Pay close attention because the last thing you want to ingest is trans-fats.  A trans-fat is a fat molecule (a lipid) with an extra hydrogen atom shoved in to make it stable so it won’t rot or oxidize (i.e., combine with oxygen, like the rusting process of steel).  That’s where the name “hydrogenated” comes from.

If you put a dish full of trans fats on your deck, no animal will eat it, and six months from now, it will not have changed.  That stability is what makes hydrogenated fats so attractive to food manufacturers who need products that can sit on warehouse shelves for weeks–perhaps months.

If the serving size is 6 crackers and you ate 12, you may have eaten nearly a gram of this fat.  This adds up quickly in your body because that kind of fat isn’t going anywhere soon.  In fact,  it will be causing chronic inflammation in your body, the underlying factor in Type 2 diabetes, heart disease, and high blood pressure.

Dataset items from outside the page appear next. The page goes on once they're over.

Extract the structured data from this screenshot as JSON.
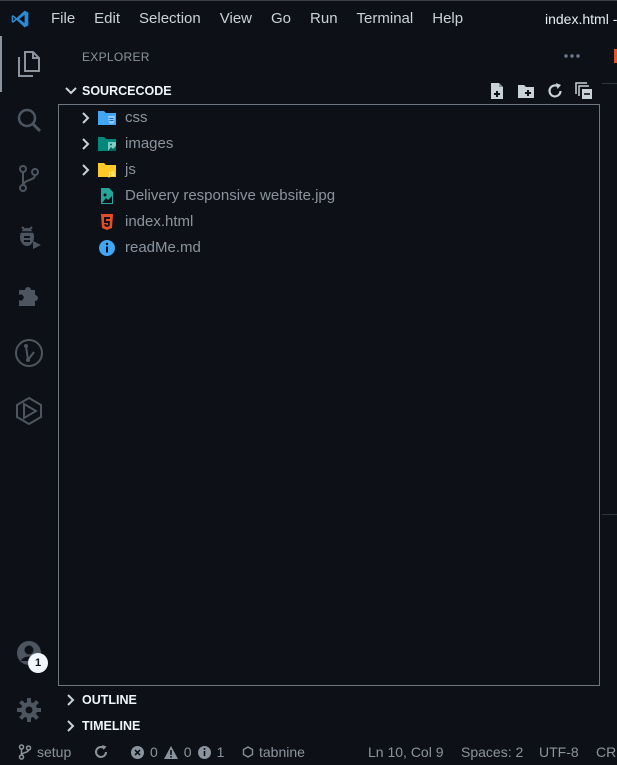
{
  "titlebar": {
    "menu": [
      "File",
      "Edit",
      "Selection",
      "View",
      "Go",
      "Run",
      "Terminal",
      "Help"
    ],
    "window_title": "index.html -"
  },
  "activitybar": {
    "items": [
      "explorer-icon",
      "search-icon",
      "source-control-icon",
      "run-debug-icon",
      "extensions-icon",
      "git-graph-icon",
      "live-share-icon"
    ],
    "accounts_badge": "1",
    "manage": "gear-icon"
  },
  "sidebar": {
    "title": "EXPLORER",
    "more_actions": "...",
    "folder": {
      "name": "SOURCECODE",
      "actions": [
        "new-file-icon",
        "new-folder-icon",
        "refresh-icon",
        "collapse-all-icon"
      ]
    },
    "tree": [
      {
        "name": "css",
        "type": "folder",
        "icon": "folder-css-icon",
        "color": "#42a5f5"
      },
      {
        "name": "images",
        "type": "folder",
        "icon": "folder-images-icon",
        "color": "#26a69a"
      },
      {
        "name": "js",
        "type": "folder",
        "icon": "folder-js-icon",
        "color": "#ffca28"
      },
      {
        "name": "Delivery responsive website.jpg",
        "type": "file",
        "icon": "image-file-icon",
        "color": "#26a69a"
      },
      {
        "name": "index.html",
        "type": "file",
        "icon": "html5-icon",
        "color": "#e44d26"
      },
      {
        "name": "readMe.md",
        "type": "file",
        "icon": "info-icon",
        "color": "#42a5f5"
      }
    ],
    "outline": "OUTLINE",
    "timeline": "TIMELINE"
  },
  "statusbar": {
    "branch": "setup",
    "errors": "0",
    "warnings": "0",
    "infos": "1",
    "tabnine": "tabnine",
    "position": "Ln 10, Col 9",
    "spaces": "Spaces: 2",
    "encoding": "UTF-8",
    "eol": "CRLF"
  }
}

That’s one reason I read the ingredient label first.  It’s my first test for nutrition.  If you read the ingredients, and see anything that might be an altered fat:  anything hydrogenated, partially hydrogenated, fractionated, etc, PUT IT BACK ON THE SHELF AND WALK AWAY!

Also, the ingredients are listed by proportion, from highest to lowest. If the first 3 ingredients are some sort of sugar (cane, high fructose corn, date sugar, rice bran syrup, etc), put it back on the shelf and yes, walk away!   Hint:  look VERY carefully at any “energy” bar.  In fact tack a look at some of those General Mills “nutritious” breakfast cereals.  That’s a new twist. They are using a whole grain, but check out the sugar load! 

Mostly, use common sense.  If you’re buying chocolate chip cookies, and you’ve ever made them from scratch, you know they should contain flour, sugar, butter, eggs, baking soda, chocolate chips.  That’s all.  So if the ingredient list has 14 items and you can’t pronounce half of them, put it back on the shelf and walk away!
That’s where I usually start.  If the ingredient list contains whole foods and the real ingredients, I continue reading.  

Fiber should come from the whole grains or dried fruit or veggies.  Look for at least 2 gms/serving.  Otherwise, it’s pretending to be fiber-rich.
Grains should be “whole grains.”  Whole wheat.  Whole oats.  If it doesn’t say whole in the ingredient list, it’s not.